L'âge de la colère : Une histoire du présent
de Pankaj Mishra

critiqué par Colen8, le 28 juin 2019
( - 83 ans)


La note:  étoiles
La marche en rond du Progrès depuis les Lumières
L’irruption de la modernité inaugurée par les Lumières a enfanté des contre-réactions qui n’ont cessé au cours des deux derniers siècles de se réactualiser dans l’anarchisme puis les totalitarismes, aujourd’hui les terrorismes qui fleurissent partout. L’islam loin de là n’est pas le seul vecteur de fanatisme radical, car l’hindouisme, le bouddhisme, le christianisme, le judaïsme en sont tout autant les porteurs. Hier c’était Rousseau fustigeant la superficialité hypocrite des aristocrates avec lesquels Voltaire le parvenu essayait de se fondre. Après la Révolution et les invasions napoléoniennes qui ont fait imploser le Saint Empire Germanique, le Romantisme allemand servi par ses grands écrivains a théorisé le nationalisme de la culture populaire et de la langue propre à chaque pays en réaction à l’idée de droits universels. Plus tard le nihilisme a justifié les soulèvements révolutionnaires qui se sont répandus sans frontières jusqu’à la prise de contrôle de Daech dont l’un des prédicateurs les plus influents n’était qu’un vulgaire proxénète sans foi ni loi.

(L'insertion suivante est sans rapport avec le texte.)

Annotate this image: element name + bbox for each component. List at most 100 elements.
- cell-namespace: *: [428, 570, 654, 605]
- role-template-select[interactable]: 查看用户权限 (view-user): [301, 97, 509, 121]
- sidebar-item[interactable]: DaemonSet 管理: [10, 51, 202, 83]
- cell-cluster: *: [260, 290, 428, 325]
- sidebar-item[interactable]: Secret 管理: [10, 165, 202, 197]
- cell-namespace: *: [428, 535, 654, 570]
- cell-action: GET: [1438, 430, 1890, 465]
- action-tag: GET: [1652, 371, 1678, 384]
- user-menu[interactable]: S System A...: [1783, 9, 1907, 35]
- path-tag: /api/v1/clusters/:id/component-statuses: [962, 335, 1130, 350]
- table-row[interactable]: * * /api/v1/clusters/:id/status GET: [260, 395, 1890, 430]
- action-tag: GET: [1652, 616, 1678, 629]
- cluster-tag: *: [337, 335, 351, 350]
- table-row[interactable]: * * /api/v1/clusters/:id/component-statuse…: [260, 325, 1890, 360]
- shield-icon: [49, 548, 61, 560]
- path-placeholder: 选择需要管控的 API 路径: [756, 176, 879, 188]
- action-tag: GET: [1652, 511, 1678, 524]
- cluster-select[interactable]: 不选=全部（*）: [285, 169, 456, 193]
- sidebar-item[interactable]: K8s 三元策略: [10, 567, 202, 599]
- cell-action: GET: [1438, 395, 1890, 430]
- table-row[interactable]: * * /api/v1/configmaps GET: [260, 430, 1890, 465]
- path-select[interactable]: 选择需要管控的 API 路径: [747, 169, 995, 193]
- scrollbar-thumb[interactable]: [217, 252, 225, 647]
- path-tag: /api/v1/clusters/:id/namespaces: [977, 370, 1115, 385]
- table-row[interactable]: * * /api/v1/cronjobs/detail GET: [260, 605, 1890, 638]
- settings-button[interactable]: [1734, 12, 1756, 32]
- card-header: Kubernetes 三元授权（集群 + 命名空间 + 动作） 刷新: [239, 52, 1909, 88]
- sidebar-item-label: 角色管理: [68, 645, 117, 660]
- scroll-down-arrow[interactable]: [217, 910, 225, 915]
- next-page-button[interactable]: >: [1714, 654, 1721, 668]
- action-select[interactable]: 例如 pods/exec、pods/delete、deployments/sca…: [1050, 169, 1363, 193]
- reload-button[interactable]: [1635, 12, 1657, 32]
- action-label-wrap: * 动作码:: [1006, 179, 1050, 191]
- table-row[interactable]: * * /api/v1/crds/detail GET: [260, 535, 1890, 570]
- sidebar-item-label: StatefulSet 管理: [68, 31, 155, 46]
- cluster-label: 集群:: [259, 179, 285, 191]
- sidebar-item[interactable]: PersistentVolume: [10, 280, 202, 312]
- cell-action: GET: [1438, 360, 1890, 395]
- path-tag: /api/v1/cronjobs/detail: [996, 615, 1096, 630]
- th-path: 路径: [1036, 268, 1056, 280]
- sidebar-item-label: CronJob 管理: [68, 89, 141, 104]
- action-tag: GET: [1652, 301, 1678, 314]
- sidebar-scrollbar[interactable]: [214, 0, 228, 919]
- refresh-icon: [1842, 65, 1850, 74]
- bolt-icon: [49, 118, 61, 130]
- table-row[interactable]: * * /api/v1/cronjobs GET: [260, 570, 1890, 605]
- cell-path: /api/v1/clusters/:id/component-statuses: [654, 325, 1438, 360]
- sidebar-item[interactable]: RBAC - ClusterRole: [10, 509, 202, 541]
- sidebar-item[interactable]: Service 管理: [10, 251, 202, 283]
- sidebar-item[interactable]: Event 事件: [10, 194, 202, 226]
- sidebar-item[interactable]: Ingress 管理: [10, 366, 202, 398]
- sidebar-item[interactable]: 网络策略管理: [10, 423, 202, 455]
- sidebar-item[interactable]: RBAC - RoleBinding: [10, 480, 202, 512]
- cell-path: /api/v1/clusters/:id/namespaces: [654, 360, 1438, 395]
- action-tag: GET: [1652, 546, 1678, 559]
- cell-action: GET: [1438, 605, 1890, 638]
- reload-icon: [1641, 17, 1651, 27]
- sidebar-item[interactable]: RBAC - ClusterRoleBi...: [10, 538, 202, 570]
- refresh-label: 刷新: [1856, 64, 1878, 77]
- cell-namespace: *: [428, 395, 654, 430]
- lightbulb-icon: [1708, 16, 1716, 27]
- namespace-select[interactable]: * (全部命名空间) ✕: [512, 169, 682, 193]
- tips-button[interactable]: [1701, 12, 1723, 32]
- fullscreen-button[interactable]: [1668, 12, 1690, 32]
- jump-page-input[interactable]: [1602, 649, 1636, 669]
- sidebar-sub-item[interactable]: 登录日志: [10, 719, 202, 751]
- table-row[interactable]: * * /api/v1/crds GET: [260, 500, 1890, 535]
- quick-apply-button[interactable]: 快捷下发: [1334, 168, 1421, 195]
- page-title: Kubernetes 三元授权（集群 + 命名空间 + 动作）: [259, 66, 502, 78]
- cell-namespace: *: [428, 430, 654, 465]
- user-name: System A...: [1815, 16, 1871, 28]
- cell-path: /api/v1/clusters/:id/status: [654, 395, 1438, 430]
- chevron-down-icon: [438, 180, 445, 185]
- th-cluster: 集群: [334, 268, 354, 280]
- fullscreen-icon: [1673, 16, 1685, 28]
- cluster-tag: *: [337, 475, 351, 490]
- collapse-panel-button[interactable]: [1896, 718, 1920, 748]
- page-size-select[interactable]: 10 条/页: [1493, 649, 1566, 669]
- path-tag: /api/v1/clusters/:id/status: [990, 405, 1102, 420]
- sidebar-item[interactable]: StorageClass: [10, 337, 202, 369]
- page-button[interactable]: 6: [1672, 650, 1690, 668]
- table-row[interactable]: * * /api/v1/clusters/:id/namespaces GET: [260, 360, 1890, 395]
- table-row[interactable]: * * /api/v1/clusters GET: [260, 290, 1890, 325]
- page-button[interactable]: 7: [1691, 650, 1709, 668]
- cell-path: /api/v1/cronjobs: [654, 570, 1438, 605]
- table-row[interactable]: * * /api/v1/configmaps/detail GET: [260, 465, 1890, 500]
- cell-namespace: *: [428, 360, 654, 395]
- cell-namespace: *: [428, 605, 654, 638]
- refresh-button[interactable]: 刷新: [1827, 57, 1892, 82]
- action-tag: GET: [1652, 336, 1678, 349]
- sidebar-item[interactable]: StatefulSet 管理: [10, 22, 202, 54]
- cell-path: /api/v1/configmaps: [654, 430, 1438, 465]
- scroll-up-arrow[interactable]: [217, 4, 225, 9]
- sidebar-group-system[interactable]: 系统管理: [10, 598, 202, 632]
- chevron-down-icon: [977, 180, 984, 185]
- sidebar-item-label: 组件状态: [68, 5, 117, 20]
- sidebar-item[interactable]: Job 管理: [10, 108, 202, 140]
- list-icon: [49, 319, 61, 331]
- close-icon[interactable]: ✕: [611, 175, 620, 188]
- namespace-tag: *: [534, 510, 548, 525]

Etonnamment fin connaisseur de l’histoire et de la pensée philosophique de l’Occident atlantique depuis les Lumières, mais aussi des cultures des autres continents aspirées comme par mimétisme par la domination des élites jugées corrompues, Pankaj Mishra souligne leurs incohérences entraînant au-delà de toute rationalité les violences destructrices, celles des deux conflits mondiaux et leur dizaines de millions de victimes, les guerres de décolonisation sans merci, les tueries de masse et autres barbaries sans nom. Cette modernité imposée à marche forcée aurait privé de repères une majeure partie de l’humanité, l’aurait réduite à se soumettre à un pouvoir abhorré ou à basculer dans son rejet absolu. Elle l’aurait laissé se débattre dans un monde matérialiste aux mains des groupes les plus arrogants captant à leur seul profit les richesses produites jusqu’à s’octroyer une supériorité sans partage. L’analyse fondée sur le ressentiment est pour le moins troublante.
Mention particulière à la qualité littéraire de cet essai d’un intellectuel indien écrivant en anglais, traduit par Dominique Vitalyos dont la vocation est de promouvoir la littérature asiatique en général et indienne en particulier.